Options (exercise): 0.125% → 0.15%

Futures: 0.02% → 0.05%

This could increase trading costs for investors.

Changes in TCS Rates

Tax Collected at Source (TCS) rules are also being updated.

Some key changes:

Alcohol: 1% → 2%

Tendu leaves: 5% → 2%

Scrap and minerals: 1% → 2%

For foreign remittances:

Education/medical (above Rs 10 lakh): 5% → 2%

Other purposes: remains 20%

For overseas tour packages, a flat 2% TCS will apply instead of the earlier slab system.

Relief on Office Travel Benefits

There’s a small but useful relief for employees.

Under the new law, travel expenses paid or reimbursed by employers for home-to-office commute will not be treated as a taxable benefit.

Earlier, this exemption was limited to company-provided vehicles.

Now, it covers more types of commuting support.

Big Change in Share Buyback Tax

The way share buybacks are taxed is also changing.

Earlier, buybacks were taxed as dividend income.

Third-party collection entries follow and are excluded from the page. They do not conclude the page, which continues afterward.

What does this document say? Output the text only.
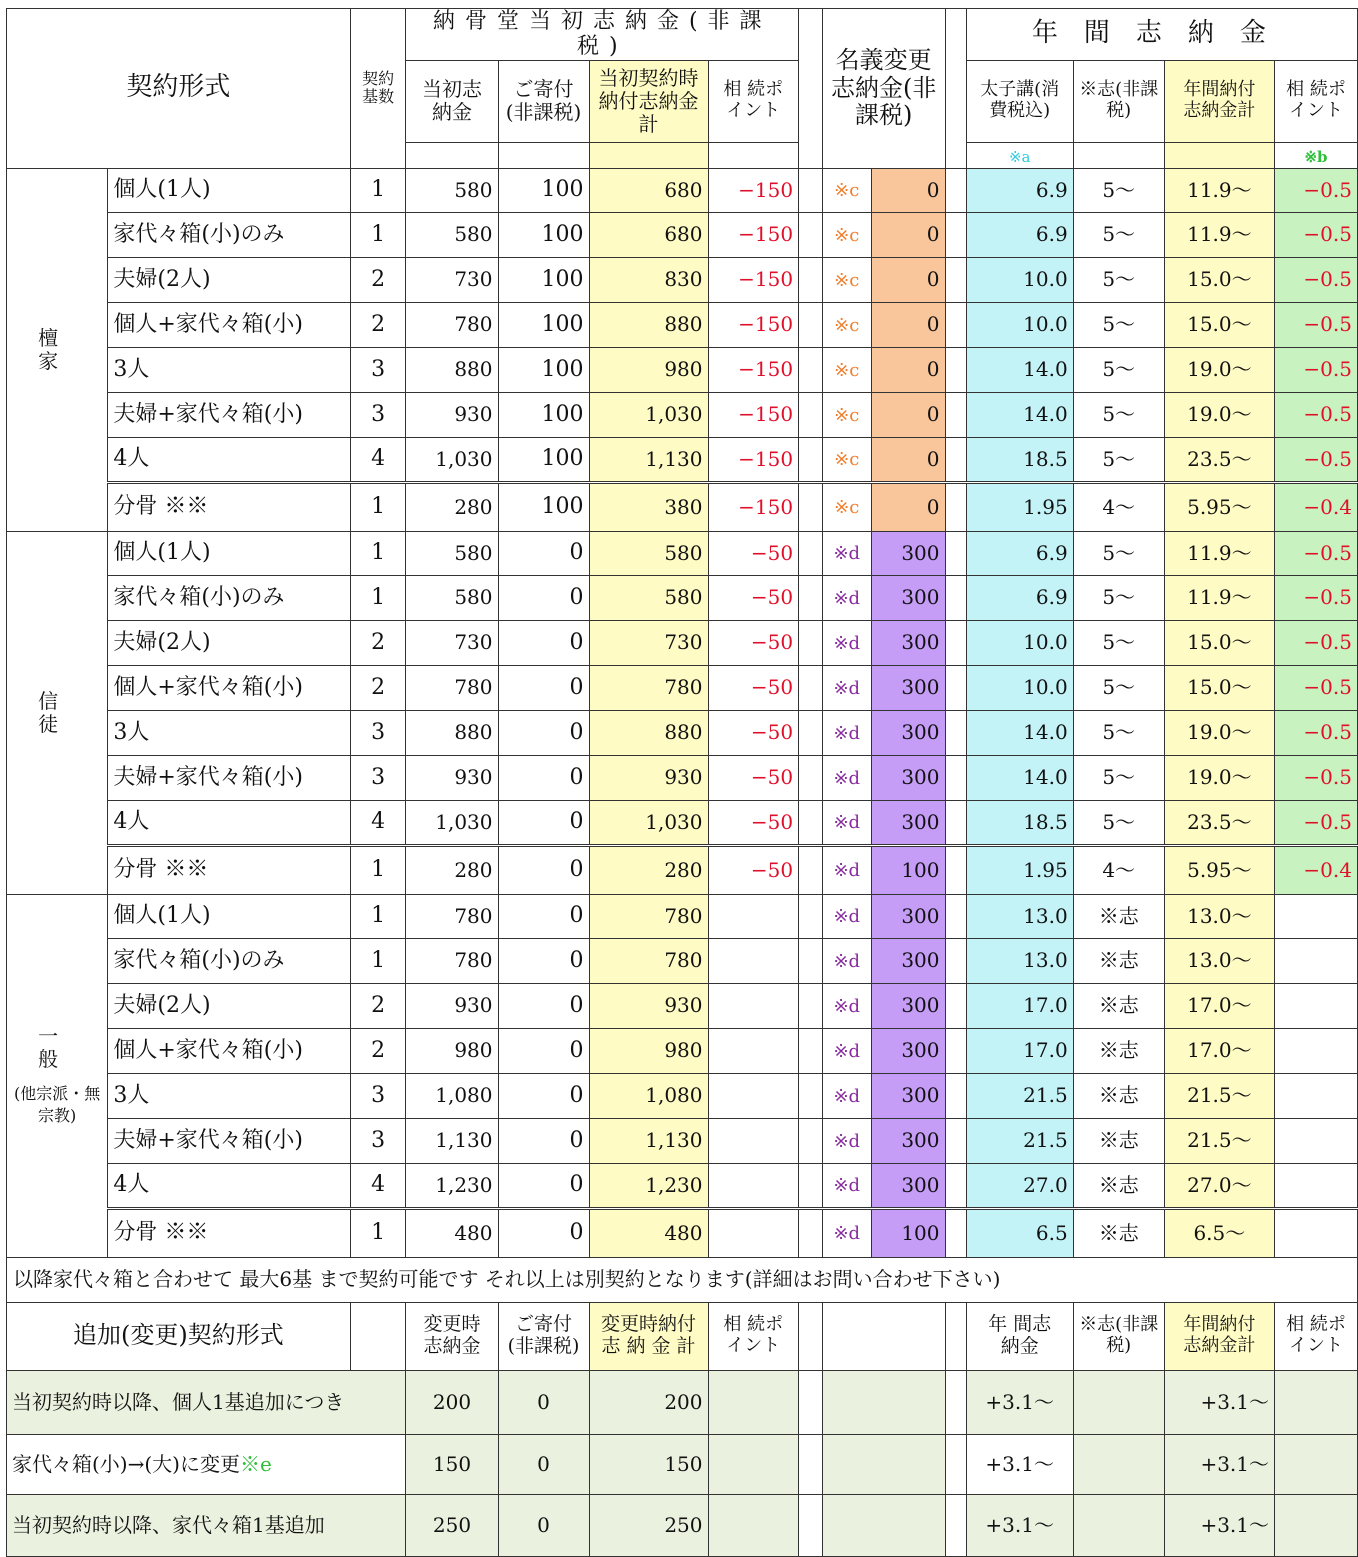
契約形式		契約基数	納骨堂当初志納金(非課税)					名義変更志納金(非課税)			年間志納金			
			当初志納金	ご寄付(非課税)	当初契約時納付志納金計	相 続ポイント					太子講(消費税込)	※志(非課税)	年間納付志納金計	相 続ポイント
											※a			※b
檀 家	個人(1人)	1	580	100	680	−150		※c	0		6.9	5〜	11.9〜	−0.5
	家代々箱(小)のみ	1	580	100	680	−150		※c	0		6.9	5〜	11.9〜	−0.5
	夫婦(2人)	2	730	100	830	−150		※c	0		10.0	5〜	15.0〜	−0.5
	個人+家代々箱(小)	2	780	100	880	−150		※c	0		10.0	5〜	15.0〜	−0.5
	3人	3	880	100	980	−150		※c	0		14.0	5〜	19.0〜	−0.5
	夫婦+家代々箱(小)	3	930	100	1,030	−150		※c	0		14.0	5〜	19.0〜	−0.5
	4人	4	1,030	100	1,130	−150		※c	0		18.5	5〜	23.5〜	−0.5
	分骨 ※※	1	280	100	380	−150		※c	0		1.95	4〜	5.95〜	−0.4
信 徒	個人(1人)	1	580	0	580	−50		※d	300		6.9	5〜	11.9〜	−0.5
	家代々箱(小)のみ	1	580	0	580	−50		※d	300		6.9	5〜	11.9〜	−0.5
	夫婦(2人)	2	730	0	730	−50		※d	300		10.0	5〜	15.0〜	−0.5
	個人+家代々箱(小)	2	780	0	780	−50		※d	300		10.0	5〜	15.0〜	−0.5
	3人	3	880	0	880	−50		※d	300		14.0	5〜	19.0〜	−0.5
	夫婦+家代々箱(小)	3	930	0	930	−50		※d	300		14.0	5〜	19.0〜	−0.5
	4人	4	1,030	0	1,030	−50		※d	300		18.5	5〜	23.5〜	−0.5
	分骨 ※※	1	280	0	280	−50		※d	100		1.95	4〜	5.95〜	−0.4
一 般
(他宗派・無宗教)	個人(1人)	1	780	0	780			※d	300		13.0	※志	13.0〜	
	家代々箱(小)のみ	1	780	0	780			※d	300		13.0	※志	13.0〜	
	夫婦(2人)	2	930	0	930			※d	300		17.0	※志	17.0〜	
	個人+家代々箱(小)	2	980	0	980			※d	300		17.0	※志	17.0〜	
	3人	3	1,080	0	1,080			※d	300		21.5	※志	21.5〜	
	夫婦+家代々箱(小)	3	1,130	0	1,130			※d	300		21.5	※志	21.5〜	
	4人	4	1,230	0	1,230			※d	300		27.0	※志	27.0〜	
	分骨 ※※	1	480	0	480			※d	100		6.5	※志	6.5〜	
以降家代々箱と合わせて 最大6基 まで契約可能です それ以上は別契約となります(詳細はお問い合わせ下さい)														
追加(変更)契約形式			変更時志納金	ご寄付(非課税)	変更時納付志 納 金 計	相 続ポイント					年 間志納金	※志(非課税)	年間納付志納金計	相 続ポイント
当初契約時以降、個人1基追加につき			200	0	200						+3.1〜		+3.1〜	
家代々箱(小)→(大)に変更※e			150	0	150						+3.1〜		+3.1〜	
当初契約時以降、家代々箱1基追加			250	0	250						+3.1〜		+3.1〜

Now, they will be treated as capital gains.

This may increase the tax burden for some shareholders, especially promoters.

No More Interest Deduction on Dividend Income

Another important update affects investors.

Earlier, you could claim up to 20% deduction on interest paid to earn dividend or mutual fund income.

Under the new law, this deduction will be completely removed.

This means higher taxable income for those earning passive income from dividends or mutual funds.

What This Means for You

The new tax law is one of the biggest changes in decades.

While it simplifies many rules, it also introduces stricter provisions in some areas.

Most taxpayers won’t see a change in tax rates, but compliance, deadlines, and investment taxation will be different.

It’s important to understand these updates early so you can plan your finances better before April 2026.